The clerk still stood trembling, afraid to take up the note, and unable through emotion to speak a word, even of thanks. Upon which, Cyrillon folded up the note and put it himself in the man’s pocket.
“There!—go and make happiness with that bit of paper!” he said— “Who can tell through what dirty usurer’s hand it has been, carrying curses with it perchance on its way! Use it now for the comfort of a woman and her little children, and perhaps it will bring blessing to a living man as well as to a departed soul!”
And he literally put the poor stupefied fellow outside his door, shutting it gently upon him.

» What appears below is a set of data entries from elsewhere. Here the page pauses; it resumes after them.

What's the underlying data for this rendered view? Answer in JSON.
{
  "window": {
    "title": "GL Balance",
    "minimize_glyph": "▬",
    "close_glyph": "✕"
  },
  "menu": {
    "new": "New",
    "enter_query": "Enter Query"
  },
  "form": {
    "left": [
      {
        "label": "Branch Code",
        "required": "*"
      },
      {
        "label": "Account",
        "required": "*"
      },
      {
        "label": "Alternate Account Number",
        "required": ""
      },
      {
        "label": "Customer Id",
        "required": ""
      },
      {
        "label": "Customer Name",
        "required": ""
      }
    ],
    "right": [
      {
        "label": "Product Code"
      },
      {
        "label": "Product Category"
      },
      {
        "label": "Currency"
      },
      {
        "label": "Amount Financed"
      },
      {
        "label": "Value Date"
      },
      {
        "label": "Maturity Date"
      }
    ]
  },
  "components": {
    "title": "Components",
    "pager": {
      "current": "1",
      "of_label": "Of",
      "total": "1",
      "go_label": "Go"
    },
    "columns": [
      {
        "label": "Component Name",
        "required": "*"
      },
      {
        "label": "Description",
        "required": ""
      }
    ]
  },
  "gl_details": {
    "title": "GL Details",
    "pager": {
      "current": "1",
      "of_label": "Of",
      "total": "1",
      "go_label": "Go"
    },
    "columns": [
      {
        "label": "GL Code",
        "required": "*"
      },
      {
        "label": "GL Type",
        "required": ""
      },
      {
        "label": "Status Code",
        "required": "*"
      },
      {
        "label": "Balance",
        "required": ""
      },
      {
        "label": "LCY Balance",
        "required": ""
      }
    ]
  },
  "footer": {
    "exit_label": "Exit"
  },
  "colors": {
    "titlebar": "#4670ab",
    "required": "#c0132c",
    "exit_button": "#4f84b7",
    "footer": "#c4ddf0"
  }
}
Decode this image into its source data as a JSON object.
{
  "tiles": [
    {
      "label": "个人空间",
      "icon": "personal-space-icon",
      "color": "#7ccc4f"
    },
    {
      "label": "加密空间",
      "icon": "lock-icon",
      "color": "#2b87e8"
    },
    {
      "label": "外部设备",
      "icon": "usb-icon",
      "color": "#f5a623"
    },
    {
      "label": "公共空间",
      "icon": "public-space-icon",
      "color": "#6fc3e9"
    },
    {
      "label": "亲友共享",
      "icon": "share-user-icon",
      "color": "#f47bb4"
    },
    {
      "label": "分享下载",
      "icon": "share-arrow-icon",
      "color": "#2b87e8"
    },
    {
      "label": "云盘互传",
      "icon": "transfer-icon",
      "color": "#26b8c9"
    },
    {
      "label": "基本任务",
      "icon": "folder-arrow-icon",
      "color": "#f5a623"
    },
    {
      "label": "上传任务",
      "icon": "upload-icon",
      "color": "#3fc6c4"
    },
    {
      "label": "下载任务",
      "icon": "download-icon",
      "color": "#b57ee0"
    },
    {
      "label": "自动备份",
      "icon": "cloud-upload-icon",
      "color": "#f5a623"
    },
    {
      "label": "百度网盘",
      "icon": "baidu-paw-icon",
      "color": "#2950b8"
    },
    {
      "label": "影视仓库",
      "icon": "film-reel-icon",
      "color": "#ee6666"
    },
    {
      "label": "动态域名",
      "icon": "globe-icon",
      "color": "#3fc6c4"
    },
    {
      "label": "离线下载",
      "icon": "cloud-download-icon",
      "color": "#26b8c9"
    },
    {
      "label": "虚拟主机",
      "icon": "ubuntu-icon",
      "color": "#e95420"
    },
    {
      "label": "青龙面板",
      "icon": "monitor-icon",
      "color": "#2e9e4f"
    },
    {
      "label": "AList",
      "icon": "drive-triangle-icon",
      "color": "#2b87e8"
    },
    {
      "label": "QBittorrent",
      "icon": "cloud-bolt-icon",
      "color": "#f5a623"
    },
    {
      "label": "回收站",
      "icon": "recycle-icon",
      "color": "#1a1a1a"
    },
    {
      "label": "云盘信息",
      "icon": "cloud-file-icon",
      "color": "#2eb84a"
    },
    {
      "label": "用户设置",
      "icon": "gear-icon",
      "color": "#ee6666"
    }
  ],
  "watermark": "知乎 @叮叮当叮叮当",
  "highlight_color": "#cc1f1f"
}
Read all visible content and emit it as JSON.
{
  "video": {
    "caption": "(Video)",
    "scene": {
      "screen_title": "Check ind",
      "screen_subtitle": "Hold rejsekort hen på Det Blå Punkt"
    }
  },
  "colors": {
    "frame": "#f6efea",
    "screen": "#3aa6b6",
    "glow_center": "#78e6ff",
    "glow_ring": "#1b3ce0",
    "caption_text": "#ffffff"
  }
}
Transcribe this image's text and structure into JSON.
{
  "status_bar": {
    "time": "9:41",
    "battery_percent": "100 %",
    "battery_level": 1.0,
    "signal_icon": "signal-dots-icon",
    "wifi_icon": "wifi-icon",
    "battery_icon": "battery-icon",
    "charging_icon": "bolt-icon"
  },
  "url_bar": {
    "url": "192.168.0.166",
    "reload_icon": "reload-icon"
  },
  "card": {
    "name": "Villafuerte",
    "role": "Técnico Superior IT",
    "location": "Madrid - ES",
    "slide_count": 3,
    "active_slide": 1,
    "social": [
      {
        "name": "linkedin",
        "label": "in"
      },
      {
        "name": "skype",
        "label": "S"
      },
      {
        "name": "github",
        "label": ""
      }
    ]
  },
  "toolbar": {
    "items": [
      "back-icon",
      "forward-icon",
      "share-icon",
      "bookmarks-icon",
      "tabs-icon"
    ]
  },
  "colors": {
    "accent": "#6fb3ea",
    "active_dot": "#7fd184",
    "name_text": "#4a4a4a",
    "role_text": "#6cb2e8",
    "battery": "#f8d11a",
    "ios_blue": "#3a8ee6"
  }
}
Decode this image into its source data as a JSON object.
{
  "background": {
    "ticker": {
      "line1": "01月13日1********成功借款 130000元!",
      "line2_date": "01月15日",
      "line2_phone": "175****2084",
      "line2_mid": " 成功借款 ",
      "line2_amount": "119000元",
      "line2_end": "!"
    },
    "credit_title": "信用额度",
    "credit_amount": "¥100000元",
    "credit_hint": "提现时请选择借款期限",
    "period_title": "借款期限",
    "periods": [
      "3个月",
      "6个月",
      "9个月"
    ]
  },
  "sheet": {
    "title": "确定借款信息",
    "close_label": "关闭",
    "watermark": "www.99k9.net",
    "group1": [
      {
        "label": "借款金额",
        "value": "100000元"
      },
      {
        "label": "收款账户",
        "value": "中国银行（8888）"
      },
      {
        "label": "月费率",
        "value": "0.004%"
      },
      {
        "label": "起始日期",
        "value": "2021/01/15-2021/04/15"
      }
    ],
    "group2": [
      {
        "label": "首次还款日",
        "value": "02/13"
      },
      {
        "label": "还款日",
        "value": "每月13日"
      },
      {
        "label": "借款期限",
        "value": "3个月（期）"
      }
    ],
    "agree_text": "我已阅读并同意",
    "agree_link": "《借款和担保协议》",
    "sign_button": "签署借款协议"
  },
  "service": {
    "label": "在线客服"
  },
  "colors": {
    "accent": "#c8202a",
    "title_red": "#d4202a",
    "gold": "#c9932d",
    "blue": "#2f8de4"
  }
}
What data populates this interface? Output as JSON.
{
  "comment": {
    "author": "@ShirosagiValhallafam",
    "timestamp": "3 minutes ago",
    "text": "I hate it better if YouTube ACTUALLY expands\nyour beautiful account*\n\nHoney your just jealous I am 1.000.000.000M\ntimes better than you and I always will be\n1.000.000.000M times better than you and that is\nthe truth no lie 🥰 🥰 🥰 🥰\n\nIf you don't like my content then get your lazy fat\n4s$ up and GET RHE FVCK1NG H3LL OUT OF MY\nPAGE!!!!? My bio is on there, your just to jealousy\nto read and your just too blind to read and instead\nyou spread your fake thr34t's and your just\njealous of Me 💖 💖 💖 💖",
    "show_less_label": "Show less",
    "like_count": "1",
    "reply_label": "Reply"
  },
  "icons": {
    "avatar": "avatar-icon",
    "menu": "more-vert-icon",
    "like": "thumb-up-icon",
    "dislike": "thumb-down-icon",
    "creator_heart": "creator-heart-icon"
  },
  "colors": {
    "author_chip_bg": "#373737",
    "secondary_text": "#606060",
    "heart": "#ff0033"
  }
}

That night he left for Rome. And as the express tore its grinding way along over the iron rails towards the south, he repeated to himself over and over again as in a dream—
“No—Angela Sovrani is not dead! She cannot be dead! God is too good for that. He will not let her die before she knows—before she knows I love her!”
XXXIII.
The chain of circumstance had lengthened by several links round the radiant life of Sylvie Hermenstem since that bright winter morning when she had been startled out of her reverie, in the gardens of the Villa Borghese, by the unexpected appearance of Monsignor Gherardi. The untimely deaths of the Marquis Fontenelle and the actor Miraudin in the duel over her name, had caused so much malicious and cruel gossip, that she had withdrawn herself almost entirely from Roman society, which had, with one venomous consent, declared that she was only marrying Aubrey Leigh to shield herself from her esclandre with the late Marquis. And then the murderous attack on her friend Angela Sovrani, which occurred almost immediately after her engagement to Aubrey was announced, had occupied all her thoughts—so that she had almost forgotten the promise she had made to grant a private interview to Gherardi whenever he should seek it. And she was not a little vexed one morning when she was talking to her betrothed concerning the plans which were now in progress for their going to England as soon as possible, to receive a note reminding her of that promise, and requesting permission to call upon her that very afternoon.
“How very unfortunate and tiresome!” said Sylvie, with a charming pout and upward look at her lover, who promptly kissed the lips that made such a pretty curve of disdain—“I suppose he wants to give me a serious lecture on the responsibilities of marriage! Shall I receive him, Aubrey? I remember when I met him last that he had something important to say about Cardinal Bonpre.”